Just under a year ago, on December 29, 2016, turbulence once again caused injuries. Flying from Beijing, China to Toronto, the Boeing 777-300ER ran into short but severe bouts of clear air turbulence about 400 miles north of Khabarovsk, Russia. One of the flight crew had their head strike an overhead map light, resulting in lacerations. The flight continued safely to Toronto.

Boeing 777-300ER

Now the largest aircraft in many fleets around the world, the Boeing 777-300ER was introduced with Air France in 2004, nearly a decade after the first 777 variant entered service with United Airlines.

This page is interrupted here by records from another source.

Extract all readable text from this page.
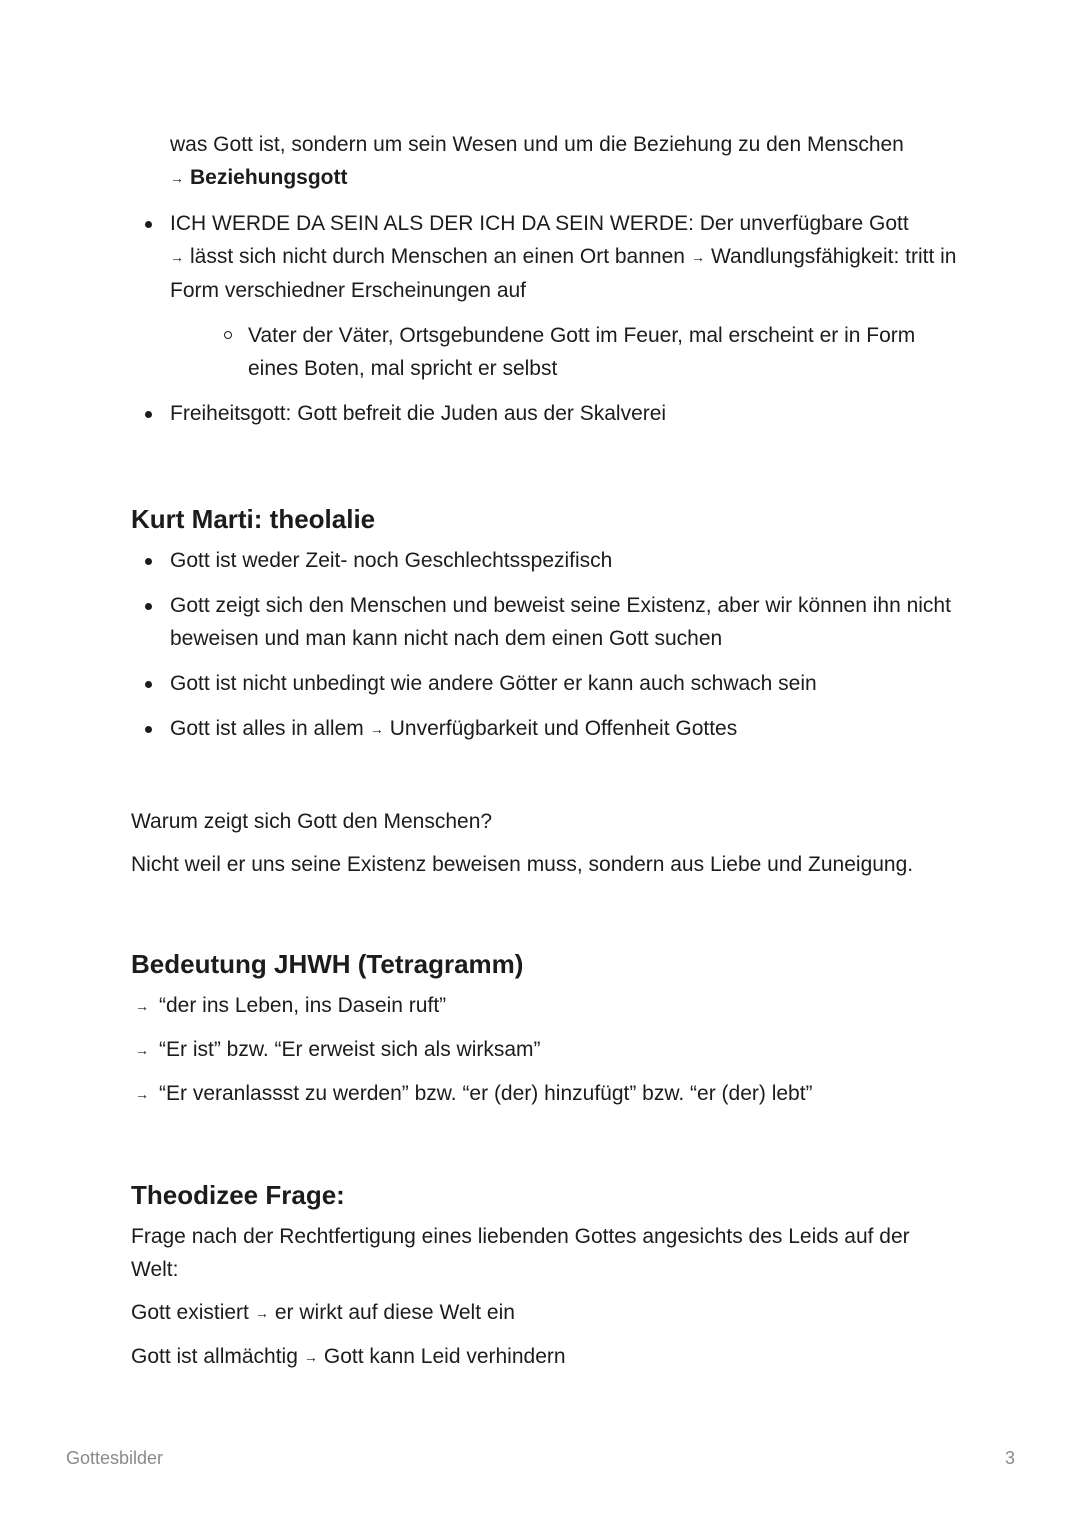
was Gott ist, sondern um sein Wesen und um die Beziehung zu den Menschen
→ Beziehungsgott
ICH WERDE DA SEIN ALS DER ICH DA SEIN WERDE: Der unverfügbare Gott
→ lässt sich nicht durch Menschen an einen Ort bannen → Wandlungsfähigkeit: tritt in Form verschiedner Erscheinungen auf
Vater der Väter, Ortsgebundene Gott im Feuer, mal erscheint er in Form eines Boten, mal spricht er selbst
Freiheitsgott: Gott befreit die Juden aus der Skalverei
Kurt Marti: theolalie
Gott ist weder Zeit- noch Geschlechtsspezifisch
Gott zeigt sich den Menschen und beweist seine Existenz, aber wir können ihn nicht beweisen und man kann nicht nach dem einen Gott suchen
Gott ist nicht unbedingt wie andere Götter er kann auch schwach sein
Gott ist alles in allem → Unverfügbarkeit und Offenheit Gottes

Warum zeigt sich Gott den Menschen?

Nicht weil er uns seine Existenz beweisen muss, sondern aus Liebe und Zuneigung.

Bedeutung JHWH (Tetragramm)

→ “der ins Leben, ins Dasein ruft”

→ “Er ist” bzw. “Er erweist sich als wirksam”

→ “Er veranlassst zu werden” bzw. “er (der) hinzufügt” bzw. “er (der) lebt”

Theodizee Frage:

Frage nach der Rechtfertigung eines liebenden Gottes angesichts des Leids auf der Welt:

Gott existiert → er wirkt auf diese Welt ein

Gott ist allmächtig → Gott kann Leid verhindern

Gottesbilder	3
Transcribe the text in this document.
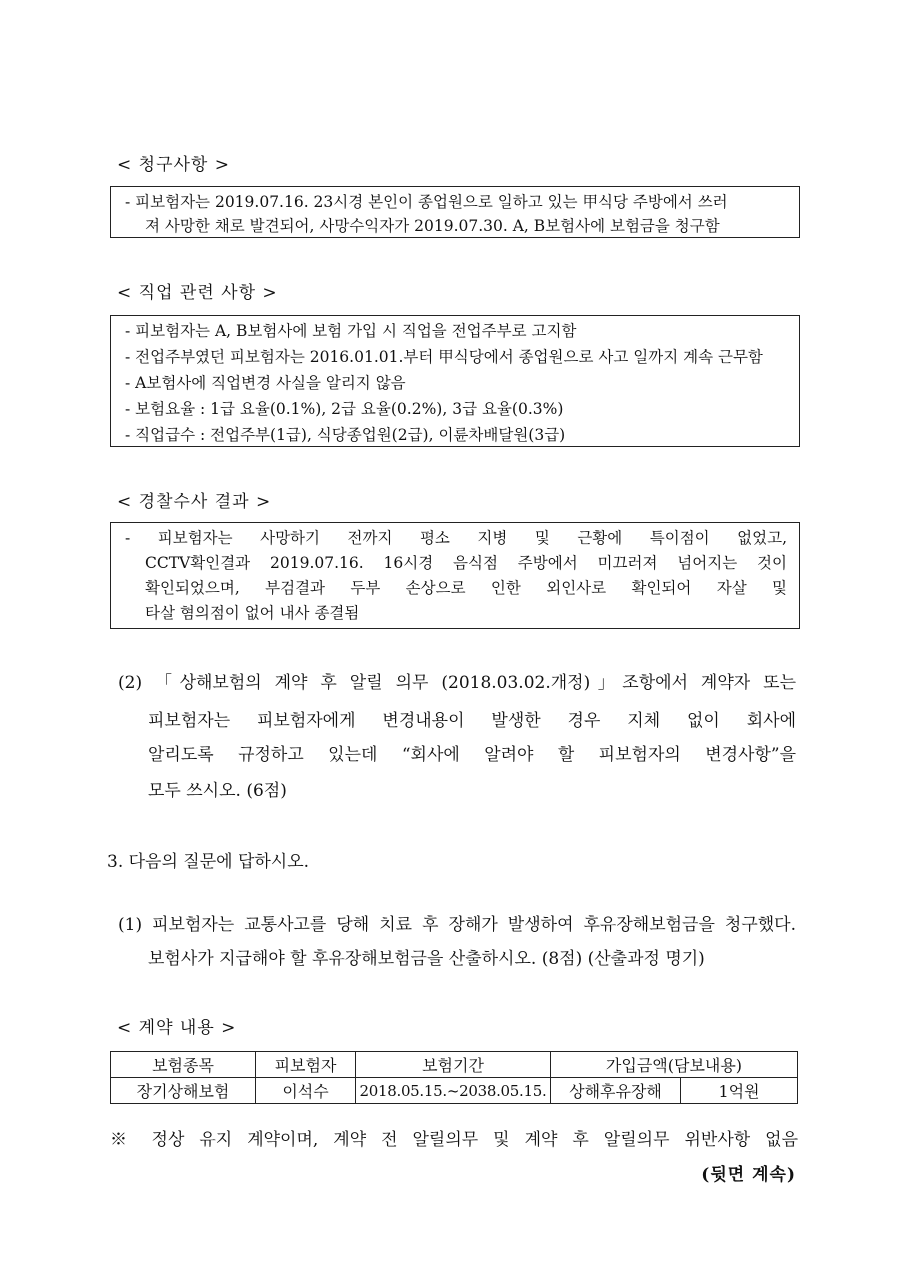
< 청구사항 >
- 피보험자는 2019.07.16. 23시경 본인이 종업원으로 일하고 있는 甲식당 주방에서 쓰러
져 사망한 채로 발견되어, 사망수익자가 2019.07.30. A, B보험사에 보험금을 청구함
< 직업 관련 사항 >
- 피보험자는 A, B보험사에 보험 가입 시 직업을 전업주부로 고지함
- 전업주부였던 피보험자는 2016.01.01.부터 甲식당에서 종업원으로 사고 일까지 계속 근무함
- A보험사에 직업변경 사실을 알리지 않음
- 보험요율 : 1급 요율(0.1%), 2급 요율(0.2%), 3급 요율(0.3%)
- 직업급수 : 전업주부(1급), 식당종업원(2급), 이륜차배달원(3급)
< 경찰수사 결과 >
- 피보험자는 사망하기 전까지 평소 지병 및 근황에 특이점이 없었고,
CCTV확인결과 2019.07.16. 16시경 음식점 주방에서 미끄러져 넘어지는 것이
확인되었으며, 부검결과 두부 손상으로 인한 외인사로 확인되어 자살 및
타살 혐의점이 없어 내사 종결됨
(2) 「상해보험의 계약 후 알릴 의무 (2018.03.02.개정)」조항에서 계약자 또는
피보험자는 피보험자에게 변경내용이 발생한 경우 지체 없이 회사에
알리도록 규정하고 있는데 “회사에 알려야 할 피보험자의 변경사항”을
모두 쓰시오. (6점)
3. 다음의 질문에 답하시오.
(1) 피보험자는 교통사고를 당해 치료 후 장해가 발생하여 후유장해보험금을 청구했다.
보험사가 지급해야 할 후유장해보험금을 산출하시오. (8점) (산출과정 명기)
< 계약 내용 >
보험종목	피보험자	보험기간	가입금액(담보내용)	
장기상해보험	이석수	2018.05.15.~2038.05.15.	상해후유장해	1억원
※ 정상 유지 계약이며, 계약 전 알릴의무 및 계약 후 알릴의무 위반사항 없음
(뒷면 계속)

The airliner is 74 metres or 242 feet in length with a wingspan of 65 metres or 213 feet. At the tail, the airplane stands 19 metres or 61 feet in height. The maximum flight range is 13,650 kilometres.

Air Canada

Air Canada was founded in 1937 as Trans Canada Air Lines, under the ownership of the Canadian National Railway. On January 1, 1965, the name changed to Air Canada. The airline is headquartered on the grounds of the Montreal Pierre Elliott Trudeau International Airport (YUL) in Dorval, Quebec. They are a founding member of the Star Alliance, along with Lufthansa, Scandinavian Airlines, Thai Airways and United Airlines.

AC has around 175 aircraft in the main fleet with nearer to 400 when including subsidiaries. They fly to over 200 destinations worldwide (350 with subs). The largest in the fleet is the Boeing 777-300ER while the most numerous is the Airbus A320-200.